30 b) Die Klägerin ist nicht durch den Grundsatz von Treu und Glauben gehindert, sich auf die Unrichtigkeit ihrer
ursprünglichen steuerlichen Behandlung der zusätzlichen Federführungsgebühren zu berufen. Solange der Vorbehalt
der Nachprüfung i.S. des § 164 AO besteht, kann ein als fehlerhaft erkannter Steuerverwaltungsakt geändert werden.
Dabei ist unerheblich, ob derjenige, der die Änderung vornimmt (Finanzbehörde) oder begehrt (Steuerpflichtiger),
zuvor eine andere Rechtsauffassung vertreten hat.
31 3. Die Sache ist entscheidungsreif. Insbesondere bedarf es keiner Zurückverweisung zur Klärung der Frage, ob der
Gewinn der Gesellschaft deswegen zu korrigieren war, weil sich das Gesellschaftsvermögen infolge einer
Teilgewinnrealisierung erhöht hatte. Was die Höhe des Gesellschaftsgewinns angeht, so ist der
Gewinnfeststellungsbescheid 1994 bestandskräftig geworden. Die Höhe des Gewinns oder Verlustes im Bereich des
Sonderbetriebsvermögens eines Gesellschafters kann für sich genommen Streitgegenstand im Klageverfahren gegen
einen Gewinnfeststellungsbescheid sein, mit der Folge, dass dann auch grundsätzlich nur über die diesen Bereich
betreffenden steuerrechtlichen Folgen zu entscheiden ist (vgl. z.B. BFH-Urteile vom 10. Februar 1988 VIII R 352/82,
BFHE 152, 414, BStBl II 1988, 544, und vom 7. August 1990 VIII R 257/84, BFH/NV 1991, 507). Allerdings hat der VIII.
Senat des BFH mehrfach darauf hingewiesen, dass er eine Ausnahme von diesem Grundsatz ggf. dann für geboten
hält, wenn die Angriffe gegen die Höhe des Sonderbetriebsgewinns eines Gesellschafters zwangsläufig
Auswirkungen auf die Höhe des Sonderbetriebsgewinns eines anderen Gesellschafters oder auf die Höhe des
Gewinns aus dem Gesellschaftsvermögen haben würden (BFH-Urteile in BFHE 152, 414, BStBl II 1988, 544, und vom
12. Dezember 1995 VIII R 59/92, BFHE 179, 335, BStBl II 1996, 219, unter C.II.2.b der Gründe).

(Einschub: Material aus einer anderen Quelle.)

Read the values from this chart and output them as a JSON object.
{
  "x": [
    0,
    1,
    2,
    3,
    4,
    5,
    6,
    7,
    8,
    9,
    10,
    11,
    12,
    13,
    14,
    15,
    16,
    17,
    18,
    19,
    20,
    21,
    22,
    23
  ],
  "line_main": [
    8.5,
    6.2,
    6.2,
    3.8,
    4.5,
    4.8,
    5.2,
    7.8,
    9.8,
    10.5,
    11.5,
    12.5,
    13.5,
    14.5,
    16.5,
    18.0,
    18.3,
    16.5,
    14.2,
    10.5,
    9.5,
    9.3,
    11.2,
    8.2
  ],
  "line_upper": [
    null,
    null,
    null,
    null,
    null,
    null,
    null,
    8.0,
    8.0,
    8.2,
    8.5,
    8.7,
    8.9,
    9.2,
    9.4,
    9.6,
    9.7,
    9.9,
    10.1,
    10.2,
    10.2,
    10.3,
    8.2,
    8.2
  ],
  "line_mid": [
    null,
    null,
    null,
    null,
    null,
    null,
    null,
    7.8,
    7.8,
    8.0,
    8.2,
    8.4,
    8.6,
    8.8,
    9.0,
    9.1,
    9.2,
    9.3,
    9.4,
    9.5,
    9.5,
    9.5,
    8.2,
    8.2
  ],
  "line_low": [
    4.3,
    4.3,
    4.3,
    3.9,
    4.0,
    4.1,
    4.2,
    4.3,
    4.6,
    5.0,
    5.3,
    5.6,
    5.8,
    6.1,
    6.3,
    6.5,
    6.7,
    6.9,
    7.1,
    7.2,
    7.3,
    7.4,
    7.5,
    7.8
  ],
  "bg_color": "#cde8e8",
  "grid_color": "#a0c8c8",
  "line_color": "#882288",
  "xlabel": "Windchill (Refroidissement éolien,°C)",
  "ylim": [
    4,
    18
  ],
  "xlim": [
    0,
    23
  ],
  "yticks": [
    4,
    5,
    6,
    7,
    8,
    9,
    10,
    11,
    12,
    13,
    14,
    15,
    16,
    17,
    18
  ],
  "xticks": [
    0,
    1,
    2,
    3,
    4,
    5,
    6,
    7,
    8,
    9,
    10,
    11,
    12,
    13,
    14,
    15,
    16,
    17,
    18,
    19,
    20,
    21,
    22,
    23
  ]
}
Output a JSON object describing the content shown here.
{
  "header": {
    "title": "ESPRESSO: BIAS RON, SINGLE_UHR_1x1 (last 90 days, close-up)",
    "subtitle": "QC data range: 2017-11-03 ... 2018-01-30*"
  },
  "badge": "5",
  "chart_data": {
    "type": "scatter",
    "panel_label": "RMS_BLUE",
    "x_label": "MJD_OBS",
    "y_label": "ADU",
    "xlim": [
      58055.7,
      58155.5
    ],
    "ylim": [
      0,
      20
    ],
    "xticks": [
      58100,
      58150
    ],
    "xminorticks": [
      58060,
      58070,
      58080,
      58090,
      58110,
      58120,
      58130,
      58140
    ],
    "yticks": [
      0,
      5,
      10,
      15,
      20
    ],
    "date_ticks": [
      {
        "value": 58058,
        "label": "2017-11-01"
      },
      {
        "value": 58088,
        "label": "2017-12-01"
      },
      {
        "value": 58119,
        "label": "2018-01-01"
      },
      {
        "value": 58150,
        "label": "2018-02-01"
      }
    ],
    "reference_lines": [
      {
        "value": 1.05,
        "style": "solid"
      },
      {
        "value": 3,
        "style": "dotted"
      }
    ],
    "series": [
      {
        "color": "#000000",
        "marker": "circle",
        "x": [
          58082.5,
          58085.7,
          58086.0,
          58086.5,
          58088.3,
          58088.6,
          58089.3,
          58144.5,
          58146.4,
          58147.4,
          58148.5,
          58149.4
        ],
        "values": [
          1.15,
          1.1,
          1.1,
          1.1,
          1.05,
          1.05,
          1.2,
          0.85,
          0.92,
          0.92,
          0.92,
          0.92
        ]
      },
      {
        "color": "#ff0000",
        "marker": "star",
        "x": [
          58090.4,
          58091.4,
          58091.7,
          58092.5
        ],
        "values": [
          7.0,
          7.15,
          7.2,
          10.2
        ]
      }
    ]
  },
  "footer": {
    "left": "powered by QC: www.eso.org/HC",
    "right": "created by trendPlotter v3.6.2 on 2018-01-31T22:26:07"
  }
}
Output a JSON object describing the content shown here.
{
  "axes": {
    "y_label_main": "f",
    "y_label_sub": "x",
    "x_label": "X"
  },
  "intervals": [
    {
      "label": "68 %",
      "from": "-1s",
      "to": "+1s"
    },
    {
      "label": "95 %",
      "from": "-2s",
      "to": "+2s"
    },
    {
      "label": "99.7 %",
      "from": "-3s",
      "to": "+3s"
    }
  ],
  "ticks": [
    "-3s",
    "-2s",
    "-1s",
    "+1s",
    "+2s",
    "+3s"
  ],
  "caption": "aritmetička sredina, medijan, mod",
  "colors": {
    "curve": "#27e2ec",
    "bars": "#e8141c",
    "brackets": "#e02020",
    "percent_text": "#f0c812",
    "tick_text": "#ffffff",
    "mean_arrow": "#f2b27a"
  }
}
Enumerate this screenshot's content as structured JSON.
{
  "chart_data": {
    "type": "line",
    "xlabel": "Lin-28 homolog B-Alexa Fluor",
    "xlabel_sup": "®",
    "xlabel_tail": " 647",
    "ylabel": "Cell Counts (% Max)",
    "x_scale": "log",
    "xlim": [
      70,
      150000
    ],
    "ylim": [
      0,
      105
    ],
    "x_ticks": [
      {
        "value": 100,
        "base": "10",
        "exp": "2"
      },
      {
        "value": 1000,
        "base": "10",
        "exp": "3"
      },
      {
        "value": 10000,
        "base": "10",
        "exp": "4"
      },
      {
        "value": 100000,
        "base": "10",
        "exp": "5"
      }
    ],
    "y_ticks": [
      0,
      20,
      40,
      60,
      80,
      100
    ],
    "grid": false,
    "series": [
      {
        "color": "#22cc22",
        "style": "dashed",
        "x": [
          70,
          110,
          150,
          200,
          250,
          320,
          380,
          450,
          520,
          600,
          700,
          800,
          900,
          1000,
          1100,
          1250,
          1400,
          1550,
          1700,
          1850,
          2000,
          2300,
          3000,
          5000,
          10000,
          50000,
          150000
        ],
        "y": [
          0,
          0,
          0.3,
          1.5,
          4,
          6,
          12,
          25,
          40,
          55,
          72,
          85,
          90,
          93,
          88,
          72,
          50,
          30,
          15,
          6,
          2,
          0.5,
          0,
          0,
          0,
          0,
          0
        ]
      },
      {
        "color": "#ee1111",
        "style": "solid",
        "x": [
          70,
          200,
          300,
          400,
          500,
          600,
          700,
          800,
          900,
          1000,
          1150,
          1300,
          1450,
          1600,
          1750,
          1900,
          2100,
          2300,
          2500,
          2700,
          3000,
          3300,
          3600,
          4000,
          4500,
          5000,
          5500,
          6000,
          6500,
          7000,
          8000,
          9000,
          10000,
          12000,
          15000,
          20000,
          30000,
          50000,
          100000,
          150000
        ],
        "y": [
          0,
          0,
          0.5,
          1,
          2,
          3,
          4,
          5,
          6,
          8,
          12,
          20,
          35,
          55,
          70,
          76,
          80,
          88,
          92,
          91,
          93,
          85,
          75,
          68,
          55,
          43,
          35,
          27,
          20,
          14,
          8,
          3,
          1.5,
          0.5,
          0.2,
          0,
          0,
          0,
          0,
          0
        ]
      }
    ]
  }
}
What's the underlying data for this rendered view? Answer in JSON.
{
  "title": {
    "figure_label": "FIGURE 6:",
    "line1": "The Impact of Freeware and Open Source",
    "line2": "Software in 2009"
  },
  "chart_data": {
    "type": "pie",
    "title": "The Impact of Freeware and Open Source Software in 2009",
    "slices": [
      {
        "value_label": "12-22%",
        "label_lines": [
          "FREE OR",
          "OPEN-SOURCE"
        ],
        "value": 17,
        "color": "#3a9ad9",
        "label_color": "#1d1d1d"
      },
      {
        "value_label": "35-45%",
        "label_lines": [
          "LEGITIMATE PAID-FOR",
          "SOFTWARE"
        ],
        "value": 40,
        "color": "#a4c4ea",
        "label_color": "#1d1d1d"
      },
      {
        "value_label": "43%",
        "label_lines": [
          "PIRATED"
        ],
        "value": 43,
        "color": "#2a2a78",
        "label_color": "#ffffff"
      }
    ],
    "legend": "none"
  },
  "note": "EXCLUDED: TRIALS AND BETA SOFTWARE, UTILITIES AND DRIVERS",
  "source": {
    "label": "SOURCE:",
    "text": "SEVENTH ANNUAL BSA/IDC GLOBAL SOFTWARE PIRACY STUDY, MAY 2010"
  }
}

Das ist vorliegend
indessen nicht der Fall. Zwar hat die Nichtanerkennung der zusätzlichen Federführungsgebühr als Sondervergütung
zur Folge, dass die Gebühren nicht als Herstellungskosten der Schachtanlage aktiviert werden dürfen. Der Gewinn
der Gesellschaft im gesamthänderisch gebundenen Gesellschaftsvermögen ändert sich dadurch jedoch nicht. Auch
auf den Sonderbetriebsgewinn des anderen Gesellschafters A hat der Streit um die Behandlung der zusätzlichen
Federführungsgebühr bei der Klägerin keine Auswirkung. Zwar dürfte die der A eingeräumte zusätzliche
Federführungsgebühr rechtlich ebenso wenig als Sondervergütung anzuerkennen sein wie die der Klägerin
zuerkannte. Es ist aber keine Abhängigkeit in dem Sinne gegeben, dass die Nichtanerkennung als solche Auswirkung
auf die Höhe der Sondervergütungen der A hätte.